Pakistan begins seizing charities linked to US-wanted cleric

Pakistan begins seizing charities linked to US-wanted cleric

In the UNSC list of terror outfits, organisations like al-Qaeda, Tehreek-e-Taliban Pakistan (TTP), Lashkar-e-Jhangvi (LeJ), Jamaat-ud-Dawa (JuD), Falah-e-Insaniat Foundation (FIF) and Lashkar-e-Taiba (LeT) have been listed.

Pakistan has secretly amended the Anti-Terrorism Act, 1997 to ban the United Nations proscribed terrorist groups, reported local media.

Aslam said he did not know the exact number of offices and seminaries involved in the asset seizure but data was being compiled in all four districts of Rawalpindi division and he expected full details of the assets.

Pakistan has banned two charities linked to Hafiz Saeed, the alleged mastermind behind the 2008 Mumbai attacks that killed more than 160 people.

Pakistan has now moved an ordinance for amending the Anti-Terrorism Act to enable authorities to act against individuals and terror outfits banned by UNSC.

USA and India were reportedly spearheading an effort to get Pakistan included in the watchdog's worldwide money laundering and terror-financing "grey list".

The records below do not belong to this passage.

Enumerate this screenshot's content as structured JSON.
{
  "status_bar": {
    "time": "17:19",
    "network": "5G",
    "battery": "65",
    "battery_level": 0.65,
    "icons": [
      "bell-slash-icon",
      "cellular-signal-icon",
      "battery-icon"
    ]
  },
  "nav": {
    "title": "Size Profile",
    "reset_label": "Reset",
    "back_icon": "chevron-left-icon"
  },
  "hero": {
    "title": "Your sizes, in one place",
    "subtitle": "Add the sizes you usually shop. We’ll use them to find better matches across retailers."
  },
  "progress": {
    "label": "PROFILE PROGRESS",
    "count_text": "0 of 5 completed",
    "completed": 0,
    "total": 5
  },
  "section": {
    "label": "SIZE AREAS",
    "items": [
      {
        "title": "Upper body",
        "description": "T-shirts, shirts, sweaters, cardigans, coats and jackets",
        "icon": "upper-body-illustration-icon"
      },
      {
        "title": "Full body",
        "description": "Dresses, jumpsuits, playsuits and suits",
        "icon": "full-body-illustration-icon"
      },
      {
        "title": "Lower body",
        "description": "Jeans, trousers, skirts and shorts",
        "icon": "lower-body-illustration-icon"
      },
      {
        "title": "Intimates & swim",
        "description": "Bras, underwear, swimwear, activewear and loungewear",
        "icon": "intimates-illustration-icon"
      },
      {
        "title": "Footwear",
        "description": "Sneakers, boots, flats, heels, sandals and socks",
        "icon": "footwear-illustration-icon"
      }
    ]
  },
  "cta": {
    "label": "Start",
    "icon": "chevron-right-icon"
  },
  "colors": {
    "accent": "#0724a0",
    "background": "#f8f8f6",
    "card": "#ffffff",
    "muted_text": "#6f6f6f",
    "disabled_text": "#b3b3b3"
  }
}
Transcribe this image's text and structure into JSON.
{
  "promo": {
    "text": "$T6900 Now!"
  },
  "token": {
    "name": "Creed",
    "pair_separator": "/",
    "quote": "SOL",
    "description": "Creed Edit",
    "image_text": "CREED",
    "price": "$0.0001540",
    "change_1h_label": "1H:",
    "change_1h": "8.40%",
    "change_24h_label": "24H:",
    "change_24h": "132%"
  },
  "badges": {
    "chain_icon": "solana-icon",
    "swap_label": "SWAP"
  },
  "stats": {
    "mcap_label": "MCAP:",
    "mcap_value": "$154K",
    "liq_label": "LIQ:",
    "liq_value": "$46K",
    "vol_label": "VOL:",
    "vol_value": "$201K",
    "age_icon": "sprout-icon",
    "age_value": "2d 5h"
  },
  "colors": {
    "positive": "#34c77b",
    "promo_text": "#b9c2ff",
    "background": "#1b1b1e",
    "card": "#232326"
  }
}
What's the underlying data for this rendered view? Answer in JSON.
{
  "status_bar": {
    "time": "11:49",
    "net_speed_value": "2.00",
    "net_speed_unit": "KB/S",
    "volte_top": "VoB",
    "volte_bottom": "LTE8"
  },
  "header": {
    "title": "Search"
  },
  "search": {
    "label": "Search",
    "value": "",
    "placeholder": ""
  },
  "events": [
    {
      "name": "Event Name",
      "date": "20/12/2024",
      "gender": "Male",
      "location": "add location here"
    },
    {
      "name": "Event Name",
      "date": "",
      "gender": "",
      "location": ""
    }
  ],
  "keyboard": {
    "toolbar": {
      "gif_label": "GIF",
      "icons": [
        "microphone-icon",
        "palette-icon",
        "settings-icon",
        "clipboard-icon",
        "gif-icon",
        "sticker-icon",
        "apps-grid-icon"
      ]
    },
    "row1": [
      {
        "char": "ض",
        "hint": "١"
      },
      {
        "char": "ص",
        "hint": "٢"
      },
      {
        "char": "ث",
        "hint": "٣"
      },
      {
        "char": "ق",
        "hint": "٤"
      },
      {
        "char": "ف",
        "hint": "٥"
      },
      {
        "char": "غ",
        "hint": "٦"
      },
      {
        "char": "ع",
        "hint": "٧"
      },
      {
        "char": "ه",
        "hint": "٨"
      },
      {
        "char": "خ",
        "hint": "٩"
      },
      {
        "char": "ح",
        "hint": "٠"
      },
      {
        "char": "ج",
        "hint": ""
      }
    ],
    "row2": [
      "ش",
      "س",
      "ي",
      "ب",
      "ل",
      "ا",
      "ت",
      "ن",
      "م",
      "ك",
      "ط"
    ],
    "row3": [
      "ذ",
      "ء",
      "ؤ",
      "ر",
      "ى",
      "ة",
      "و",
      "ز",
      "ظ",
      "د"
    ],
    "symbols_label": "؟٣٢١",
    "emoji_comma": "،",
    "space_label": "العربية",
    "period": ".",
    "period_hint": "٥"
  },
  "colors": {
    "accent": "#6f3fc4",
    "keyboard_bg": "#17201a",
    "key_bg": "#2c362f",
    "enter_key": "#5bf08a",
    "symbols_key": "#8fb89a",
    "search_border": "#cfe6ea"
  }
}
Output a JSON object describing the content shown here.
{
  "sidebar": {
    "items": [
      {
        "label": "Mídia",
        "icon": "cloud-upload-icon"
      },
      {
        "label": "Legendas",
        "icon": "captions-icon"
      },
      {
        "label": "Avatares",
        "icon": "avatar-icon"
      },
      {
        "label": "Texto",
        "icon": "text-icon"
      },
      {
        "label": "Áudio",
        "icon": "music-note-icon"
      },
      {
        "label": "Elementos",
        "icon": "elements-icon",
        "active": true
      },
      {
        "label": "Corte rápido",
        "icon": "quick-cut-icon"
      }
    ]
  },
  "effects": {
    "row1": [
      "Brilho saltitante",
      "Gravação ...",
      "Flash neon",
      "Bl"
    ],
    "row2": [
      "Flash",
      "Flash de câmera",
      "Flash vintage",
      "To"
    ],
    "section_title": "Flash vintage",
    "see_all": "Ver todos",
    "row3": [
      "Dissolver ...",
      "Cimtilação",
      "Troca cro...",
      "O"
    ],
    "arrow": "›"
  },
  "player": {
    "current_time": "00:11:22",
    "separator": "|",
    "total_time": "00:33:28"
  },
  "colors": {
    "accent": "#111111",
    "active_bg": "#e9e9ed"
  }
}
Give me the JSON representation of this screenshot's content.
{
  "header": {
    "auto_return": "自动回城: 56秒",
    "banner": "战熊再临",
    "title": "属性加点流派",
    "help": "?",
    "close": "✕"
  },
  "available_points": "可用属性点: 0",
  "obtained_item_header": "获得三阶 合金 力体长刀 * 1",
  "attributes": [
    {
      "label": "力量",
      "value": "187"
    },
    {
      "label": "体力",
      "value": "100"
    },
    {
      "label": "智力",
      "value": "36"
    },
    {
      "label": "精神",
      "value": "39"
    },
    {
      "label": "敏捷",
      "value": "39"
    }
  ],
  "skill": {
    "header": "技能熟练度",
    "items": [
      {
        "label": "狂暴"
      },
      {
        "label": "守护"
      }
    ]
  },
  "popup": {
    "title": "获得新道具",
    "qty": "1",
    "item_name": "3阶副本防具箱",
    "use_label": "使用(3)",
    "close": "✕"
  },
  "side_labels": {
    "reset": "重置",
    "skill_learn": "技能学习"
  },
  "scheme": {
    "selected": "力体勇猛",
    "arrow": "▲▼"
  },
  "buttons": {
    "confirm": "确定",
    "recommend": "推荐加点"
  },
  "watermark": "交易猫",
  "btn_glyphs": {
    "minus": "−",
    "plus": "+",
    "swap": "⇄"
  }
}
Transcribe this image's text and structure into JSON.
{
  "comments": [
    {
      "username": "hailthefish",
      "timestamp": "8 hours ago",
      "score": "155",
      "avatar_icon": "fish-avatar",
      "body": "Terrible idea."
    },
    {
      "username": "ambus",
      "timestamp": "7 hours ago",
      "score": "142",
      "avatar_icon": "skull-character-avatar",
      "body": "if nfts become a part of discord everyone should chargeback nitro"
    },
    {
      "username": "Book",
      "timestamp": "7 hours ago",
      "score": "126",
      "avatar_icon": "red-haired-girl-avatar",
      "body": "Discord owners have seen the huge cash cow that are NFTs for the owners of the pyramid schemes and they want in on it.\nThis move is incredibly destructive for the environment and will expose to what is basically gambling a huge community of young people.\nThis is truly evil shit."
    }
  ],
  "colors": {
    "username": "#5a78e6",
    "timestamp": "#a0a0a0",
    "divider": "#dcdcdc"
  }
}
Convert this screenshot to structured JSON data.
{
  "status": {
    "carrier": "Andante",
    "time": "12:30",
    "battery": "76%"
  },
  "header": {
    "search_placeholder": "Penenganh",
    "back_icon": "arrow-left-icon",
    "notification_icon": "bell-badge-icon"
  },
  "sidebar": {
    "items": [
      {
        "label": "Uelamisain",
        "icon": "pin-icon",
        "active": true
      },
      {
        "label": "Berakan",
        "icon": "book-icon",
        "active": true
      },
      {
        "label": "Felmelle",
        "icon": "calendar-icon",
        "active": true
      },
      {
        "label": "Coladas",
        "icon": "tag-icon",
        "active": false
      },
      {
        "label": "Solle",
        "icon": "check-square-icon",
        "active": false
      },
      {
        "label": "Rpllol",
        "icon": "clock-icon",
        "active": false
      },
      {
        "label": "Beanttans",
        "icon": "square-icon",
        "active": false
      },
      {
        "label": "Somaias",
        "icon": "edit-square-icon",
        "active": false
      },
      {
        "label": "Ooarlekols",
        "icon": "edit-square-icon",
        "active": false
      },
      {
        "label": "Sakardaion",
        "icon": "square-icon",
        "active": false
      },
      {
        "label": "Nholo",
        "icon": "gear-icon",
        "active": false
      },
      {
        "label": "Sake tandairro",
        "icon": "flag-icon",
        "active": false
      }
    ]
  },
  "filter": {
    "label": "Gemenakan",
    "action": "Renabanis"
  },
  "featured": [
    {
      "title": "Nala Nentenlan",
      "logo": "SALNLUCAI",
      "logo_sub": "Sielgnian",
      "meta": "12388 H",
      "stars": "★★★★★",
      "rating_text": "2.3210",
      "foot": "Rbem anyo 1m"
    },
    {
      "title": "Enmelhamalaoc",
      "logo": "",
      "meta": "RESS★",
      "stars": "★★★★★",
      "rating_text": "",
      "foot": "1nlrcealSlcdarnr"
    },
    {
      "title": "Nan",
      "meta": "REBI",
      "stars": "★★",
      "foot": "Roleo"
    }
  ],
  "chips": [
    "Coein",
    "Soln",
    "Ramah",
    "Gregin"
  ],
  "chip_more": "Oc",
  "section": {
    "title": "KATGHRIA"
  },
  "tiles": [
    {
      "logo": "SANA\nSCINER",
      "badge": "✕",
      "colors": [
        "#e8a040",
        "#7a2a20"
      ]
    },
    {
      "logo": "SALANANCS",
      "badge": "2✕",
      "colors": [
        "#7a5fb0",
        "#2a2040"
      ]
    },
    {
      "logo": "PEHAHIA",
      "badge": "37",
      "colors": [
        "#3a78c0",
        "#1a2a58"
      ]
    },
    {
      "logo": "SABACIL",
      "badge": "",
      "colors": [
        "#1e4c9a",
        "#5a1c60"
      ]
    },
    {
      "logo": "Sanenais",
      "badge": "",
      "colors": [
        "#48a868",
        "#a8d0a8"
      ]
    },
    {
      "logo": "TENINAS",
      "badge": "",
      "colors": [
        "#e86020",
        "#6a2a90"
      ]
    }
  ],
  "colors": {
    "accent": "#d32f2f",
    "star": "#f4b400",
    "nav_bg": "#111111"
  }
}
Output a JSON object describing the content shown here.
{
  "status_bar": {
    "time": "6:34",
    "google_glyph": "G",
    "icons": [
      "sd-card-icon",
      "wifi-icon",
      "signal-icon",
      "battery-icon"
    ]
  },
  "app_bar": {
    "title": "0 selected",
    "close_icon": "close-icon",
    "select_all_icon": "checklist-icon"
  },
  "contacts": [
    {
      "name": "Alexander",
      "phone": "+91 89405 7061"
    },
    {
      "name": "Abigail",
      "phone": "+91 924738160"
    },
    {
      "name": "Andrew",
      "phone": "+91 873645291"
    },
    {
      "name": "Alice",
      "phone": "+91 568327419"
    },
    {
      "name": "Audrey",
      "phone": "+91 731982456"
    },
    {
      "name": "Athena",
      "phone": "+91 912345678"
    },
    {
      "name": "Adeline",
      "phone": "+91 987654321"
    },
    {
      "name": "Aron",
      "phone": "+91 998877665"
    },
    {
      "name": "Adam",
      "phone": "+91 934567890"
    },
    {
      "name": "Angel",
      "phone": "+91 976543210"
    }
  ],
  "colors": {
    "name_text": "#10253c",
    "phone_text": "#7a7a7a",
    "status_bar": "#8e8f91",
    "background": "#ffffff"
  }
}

This is a dramatic turn of events since less than a month ago, when PM Shahid Khaqan Abbasi insisted there's no case against "Hafiz Saeed sahib". The following steps, by Pakistan comes after the Financial Action Task Force (FATF) had raised its concerns on terrorism from Pakistan and had demanded a compliance on the issue of terror funding. But, he hasn't been tried judicially by the Pakistani authorities until now, and was let go previous year from house arrest as the Home department had decided against filing any criminal case against him. In December, Pakistan's government drew up plans to seize control of Saeed's Jamaat-ud-Dawa (JuD) and the Falah-e-Insaniat Foundation charities. The analysts fear that the FATF review this time could be tougher with some punitive action against Pakistan. "It's a very intrusive process and.we are happy to work with them, but while we are being given mutual evaluation, it makes no sense for us to be now put on the watchlist", Ismail said. Critics say previous such efforts have faded once pressure onPakistan eased.

Of late, Pakistan has been trying hard to please the global community by cracking down on terror organisations and individuals operating from its soil.